Zaczynając każde nowe przedsięwzięcie, warto mieć w głowie realną opcję, że coś nie wyjdzie albo okoliczności zmienią się z dnia na dzień i trzeba będzie projekt całkowicie zmienić lub zrealizować zupełnie inaczej. Warto także wypracować otwartość mentalną na inne opcje.
Łatwo powiedzieć, trudniej zrobić. Chociaż ludzkość to też najwięksi innowatorzy, to na jednego Edisona przypadnie tysiąc (albo i 10 tysięcy…) Smithów, którzy najchętniej zawsze wszystko robiliby tak samo. W świecie sprzed kilkuset tysięcy lat, kiedy kształtowały się mózgi homo sapiens, to miało sens.

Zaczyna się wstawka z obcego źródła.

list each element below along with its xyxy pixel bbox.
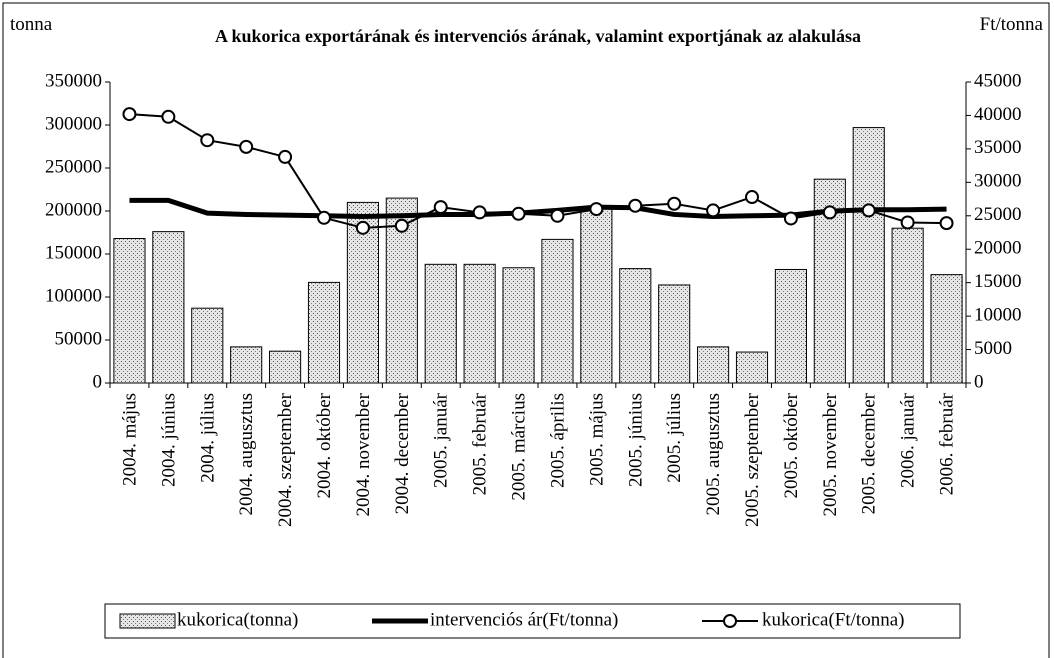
x-tick-label: 2005. február: [470, 392, 491, 495]
legend-label: kukorica(tonna): [177, 609, 298, 630]
y2-tick-label: 15000: [974, 271, 1022, 292]
x-tick-label: 2006. február: [937, 392, 958, 495]
x-tick-label: 2005. november: [820, 392, 841, 516]
marker: [783, 211, 798, 226]
y-tick-label: 0: [93, 371, 103, 392]
marker: [433, 200, 448, 215]
marker: [939, 216, 954, 231]
bar: [152, 231, 185, 384]
legend-swatch: [119, 613, 176, 629]
y2-tick-label: 10000: [974, 304, 1022, 325]
bar: [230, 346, 263, 384]
bar: [191, 307, 224, 384]
bar: [619, 268, 652, 384]
bar: [580, 207, 613, 384]
y2-tick-label: 35000: [974, 137, 1022, 158]
y-tick-label: 100000: [45, 285, 102, 306]
marker: [589, 202, 604, 217]
marker: [278, 149, 293, 164]
marker: [900, 215, 915, 230]
bar: [735, 351, 769, 384]
x-tick-label: 2004. június: [158, 393, 179, 487]
marker: [122, 107, 137, 122]
x-tick-label: 2005. július: [664, 393, 685, 483]
y2-axis-label: Ft/tonna: [980, 14, 1044, 35]
y-tick-label: 300000: [45, 113, 102, 134]
x-tick-label: 2004. december: [392, 392, 413, 514]
x-tick-label: 2005. március: [509, 393, 530, 501]
y-axis-label: tonna: [10, 14, 53, 35]
bar: [502, 267, 535, 384]
legend-swatch: [723, 614, 737, 628]
marker: [550, 208, 565, 223]
bar: [930, 274, 963, 384]
marker: [667, 196, 682, 211]
marker: [511, 206, 526, 221]
bar: [307, 281, 341, 384]
x-tick-label: 2004. július: [197, 393, 218, 483]
y2-tick-label: 25000: [974, 204, 1022, 225]
marker: [745, 190, 759, 205]
y2-tick-label: 40000: [974, 104, 1022, 125]
x-tick-label: 2004. november: [353, 392, 374, 516]
y2-tick-label: 30000: [974, 171, 1022, 192]
legend: [104, 603, 961, 639]
bar: [658, 284, 691, 384]
bar: [541, 238, 574, 384]
x-tick-label: 2004. szeptember: [275, 392, 296, 527]
marker: [822, 205, 837, 220]
x-tick-label: 2005. június: [625, 393, 646, 487]
x-tick-label: 2005. október: [781, 392, 802, 498]
marker: [472, 205, 487, 220]
bar: [269, 350, 302, 384]
y2-tick-label: 0: [974, 371, 984, 392]
legend-label: intervenciós ár(Ft/tonna): [430, 609, 618, 630]
x-tick-label: 2005. szeptember: [742, 392, 763, 527]
x-tick-label: 2005. május: [586, 393, 607, 486]
bar: [891, 227, 924, 384]
marker: [355, 220, 370, 235]
line: [129, 113, 947, 229]
y2-tick-label: 45000: [974, 70, 1022, 91]
marker: [706, 203, 721, 218]
x-tick-label: 2005. augusztus: [703, 393, 724, 515]
x-tick-label: 2004. május: [119, 393, 140, 486]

Jeśli jakaś strategia działała, a my żyliśmy, to najsensowniej było ją realizować bez najmniejszych modyfikacji. Co jakiś czas modyfikacje były wymuszane przez czynniki zewnętrzne albo przez jakiegoś starożytnego Edisona. Dzięki temu do dziś nie mieszkamy w jaskiniach i nie ubieramy się w resztki skór.
Zdecydowana większość naszych przodków rodziła się w mniej więcej takim samym świecie, w jakim umierała. Syn szewca zostawał szewcem, syn piekarza piekarzem. Ten świat zaczął się kończyć w XIX w., w czasie pierwszej rewolucji przemysłowej, w XX w. podczas drugiej i trzeciej rewolucji przemysłowej dogorywał, a w XXI w. już nie ma po nim zbyt wielu śladów.
Jaki z tego płynie wniosek? Podstawowymi kompetencjami w XXI w. są elastyczność myślenia oraz szybkość uczenia się. Trzecią kluczową umiejętnością jest budowa trwałych, wartościowych relacji. I nie dodaję tego na pocieszenie. W świecie nieustannej zmienności znaczenia nabierają właśnie relacje oparte na zaufaniu i lojalności. Paradoksalnie, im więcej technologii wokół, tym większe znaczenie biznesu realizowanego w modelu H2H (z angielskiego human to human, człowiek do człowieka). Dlatego nigdy nie ulegajmy pokusie i nie działajmy zgodnie z modelem Ch2Ch. Rozwinięcie tego ostatniego skrótu pozostawiam w domyśle.